Только теперь, когда уже алеют, лимонея, клены, когда мелкий дождь непогожей осени льется с неба, как слиянные слезы всех обездоленных и тоскующих, в маленькой избушке, куда мы на днях перебрались после лета, только теперь я нахожу в себе силы и не могу бороться с неодолимым желанием написать Вам, своему другу, первому человеку, кому вообще пишу за последние три месяца. Я много раз, не хотя никому, Вам хотел написать и столько же раз отказывал себе в этом, боясь огорчить Вас огорчительными сведениями о своей жизни, боясь омрачить Вас той неизбежной мрачностью, меня окружающею, где все, казалось бы, предназначено для восторгов жизни и радости ее восприятья, чья милая душе и сердцу русского природа говорит и напоминает о родной природе, чьи благостные озера исполнены нашей грустью — беспричинною и величавою, очищенною устремлениями нашего духа в надземное, грезами о всеобщем братстве народов, может быть, утопическими, но зато такими упоительными в своей — пусть тщетной! — вселенности.
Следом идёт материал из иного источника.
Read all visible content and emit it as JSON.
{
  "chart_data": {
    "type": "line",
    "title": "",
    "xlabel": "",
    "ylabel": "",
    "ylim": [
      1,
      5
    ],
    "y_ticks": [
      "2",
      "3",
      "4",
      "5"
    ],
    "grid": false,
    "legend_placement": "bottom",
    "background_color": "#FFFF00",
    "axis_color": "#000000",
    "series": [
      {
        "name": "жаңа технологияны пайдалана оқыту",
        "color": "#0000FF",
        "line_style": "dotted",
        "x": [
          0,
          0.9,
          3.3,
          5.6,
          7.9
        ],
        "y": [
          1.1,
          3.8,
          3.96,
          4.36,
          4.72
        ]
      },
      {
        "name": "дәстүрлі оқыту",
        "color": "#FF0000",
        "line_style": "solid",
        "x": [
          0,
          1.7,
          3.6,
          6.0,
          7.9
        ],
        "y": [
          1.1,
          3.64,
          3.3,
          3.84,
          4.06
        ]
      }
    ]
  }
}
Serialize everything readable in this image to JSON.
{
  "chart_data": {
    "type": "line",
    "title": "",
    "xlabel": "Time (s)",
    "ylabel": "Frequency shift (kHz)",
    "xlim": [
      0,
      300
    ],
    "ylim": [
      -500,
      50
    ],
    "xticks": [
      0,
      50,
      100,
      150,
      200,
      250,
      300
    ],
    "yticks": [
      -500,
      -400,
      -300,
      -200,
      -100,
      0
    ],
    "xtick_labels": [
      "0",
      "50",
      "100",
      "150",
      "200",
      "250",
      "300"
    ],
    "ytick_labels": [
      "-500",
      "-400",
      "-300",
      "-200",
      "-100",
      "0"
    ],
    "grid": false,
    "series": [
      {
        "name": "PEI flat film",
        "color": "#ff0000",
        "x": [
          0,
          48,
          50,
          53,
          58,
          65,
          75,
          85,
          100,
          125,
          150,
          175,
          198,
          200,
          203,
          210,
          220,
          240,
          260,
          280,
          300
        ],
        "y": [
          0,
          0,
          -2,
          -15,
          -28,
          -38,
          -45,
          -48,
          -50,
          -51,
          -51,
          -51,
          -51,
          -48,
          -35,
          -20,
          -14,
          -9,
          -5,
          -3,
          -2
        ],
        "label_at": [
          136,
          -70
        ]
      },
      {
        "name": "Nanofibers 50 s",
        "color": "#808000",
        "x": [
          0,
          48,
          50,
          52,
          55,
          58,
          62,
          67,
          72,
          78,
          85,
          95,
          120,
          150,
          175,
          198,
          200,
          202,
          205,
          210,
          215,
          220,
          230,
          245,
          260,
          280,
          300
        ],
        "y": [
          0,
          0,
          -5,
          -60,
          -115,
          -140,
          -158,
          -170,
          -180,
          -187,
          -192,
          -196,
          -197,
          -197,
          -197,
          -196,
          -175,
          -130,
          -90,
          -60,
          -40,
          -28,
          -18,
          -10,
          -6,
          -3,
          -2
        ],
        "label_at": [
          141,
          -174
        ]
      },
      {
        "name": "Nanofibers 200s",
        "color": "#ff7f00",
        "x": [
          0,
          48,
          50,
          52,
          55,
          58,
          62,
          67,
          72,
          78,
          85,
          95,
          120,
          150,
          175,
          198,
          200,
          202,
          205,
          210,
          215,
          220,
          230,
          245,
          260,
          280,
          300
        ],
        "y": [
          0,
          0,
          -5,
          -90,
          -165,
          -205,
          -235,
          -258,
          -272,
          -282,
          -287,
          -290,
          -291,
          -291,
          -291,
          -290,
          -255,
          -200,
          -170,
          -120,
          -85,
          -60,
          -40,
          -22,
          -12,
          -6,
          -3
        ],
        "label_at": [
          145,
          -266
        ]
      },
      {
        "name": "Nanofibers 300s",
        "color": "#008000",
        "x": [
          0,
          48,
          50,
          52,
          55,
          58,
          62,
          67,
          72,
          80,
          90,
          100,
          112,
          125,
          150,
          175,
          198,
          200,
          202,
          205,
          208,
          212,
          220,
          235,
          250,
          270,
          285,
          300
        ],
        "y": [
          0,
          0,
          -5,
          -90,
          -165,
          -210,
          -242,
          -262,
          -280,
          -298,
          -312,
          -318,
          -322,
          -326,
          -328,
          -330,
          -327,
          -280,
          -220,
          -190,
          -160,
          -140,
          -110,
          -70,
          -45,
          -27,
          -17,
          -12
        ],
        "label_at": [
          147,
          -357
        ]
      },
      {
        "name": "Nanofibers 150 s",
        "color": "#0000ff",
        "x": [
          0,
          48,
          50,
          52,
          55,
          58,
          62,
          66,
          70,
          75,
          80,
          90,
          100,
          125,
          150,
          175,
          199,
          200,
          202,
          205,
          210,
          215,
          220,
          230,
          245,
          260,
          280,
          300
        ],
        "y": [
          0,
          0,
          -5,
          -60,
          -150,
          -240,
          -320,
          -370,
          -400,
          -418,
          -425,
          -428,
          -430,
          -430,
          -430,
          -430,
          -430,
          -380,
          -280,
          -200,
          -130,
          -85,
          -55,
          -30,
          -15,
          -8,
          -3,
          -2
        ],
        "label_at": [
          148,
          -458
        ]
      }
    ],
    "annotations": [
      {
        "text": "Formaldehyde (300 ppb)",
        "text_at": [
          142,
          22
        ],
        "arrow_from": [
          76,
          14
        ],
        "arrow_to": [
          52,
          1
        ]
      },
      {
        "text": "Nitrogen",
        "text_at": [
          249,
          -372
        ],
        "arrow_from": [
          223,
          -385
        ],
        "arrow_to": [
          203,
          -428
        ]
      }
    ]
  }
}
Но что и как мог я писать Вам, когда ежедневно, почти ежечасно, я был поглощен все лето в мерзостные расчеты денежные, в думы об ежедневном добывании буквально куска черного хлеба на свое пропитание и на пропитание болезненной и хрупкой жены с ребенком? Я не мог в достаточной мере насладиться божественным днем и не менее божественной земною ночью человеческой, данными нам на краткий срок нашего гощения на этой очаровательной, изумительно прекрасной все-таки планете. Встать утром, впивая его красоту до болезненности полно и остро, и не знать, как прожить зачинающийся дивный день, что есть, чтобы мочь ощущать последовательную красоту дневных часов и оранжевого повечерья — ведь это так обидно до слез, так нелепо и оскорбительно для поэта, о, дорогая моя! Тем более, что для поэта, — я подчеркиваю: для поэта именно, а не для писателя, — так действительно немного нужно, чтобы быть сытым и, следов<ательно>, безоблачным. На шведские деньги — всего одна крона на весь день с семьею! И как страшно, когда и ее нет, и неоткуда ее взять, тем более, что в столе много рукописей для издания, в горле — голоса для эстрады, в груди — вдохновения для творчества! И все тщетно, ибо ничего никому в это гнусное реалистическое время не нужно. Теперь, когда современная, с позволения сказать, цивилизация воздвигла вертикальную кроватку Shimmi и Fokstrott'a, есть ли людям надобность в чистой лирике и есть ли людям дело до лирических поэтов — как они живут, могут ли они вообще жить. Положение же мое ухудшилось за последнее время — все лето — по той причине, что ревельская газета «Последние Известия», дававшая мне прожиточный ежемес<ячный> минимум, просто-напросто умирает от худосочия и не в состоянии впредь давать мне даже тех грошей, на какие мы кое-как перебивались. Другие же эмигрантские газеты дают так мало, что хватает лишь на неделю в месяце, и это в лучшем случае. Никакими же полочными способами я заработать не могу, ибо болен теперь окончательно: постоянные головокружения от плохого питания, ночные изнурительные поты, хронический кашель, лихорадка и одышка после ведра — одного ведра! — воды.
Что же, сознаемся без страха: близка, очевидно, гибель, т. к. нет никаких доходов, в долг же брать не у кого. И без того должен всем и каждому, больше не у кого брать. Да, надвигается гибель. Вы прислали мне все, что могли, — я благодарю Вас, благодарю. Конечно, если бы Вы могли посылать мне ежемесячно 20–30 крон, я был бы спасен. Но для Вас это трудно, и я не вправе просить их у Вас, ни пользоваться ими. Ревельская же местная русская колония настолько бессердечна, хотя и весьма денежна, что зимою еще уморила с голоду Крыжановскую-Рочестер. Когда писательница умерла, у нее не было… рубашки, и для гроба дала рубашку эстонская крестьянка. Запомните этот случай: он характерен и весьма показателен.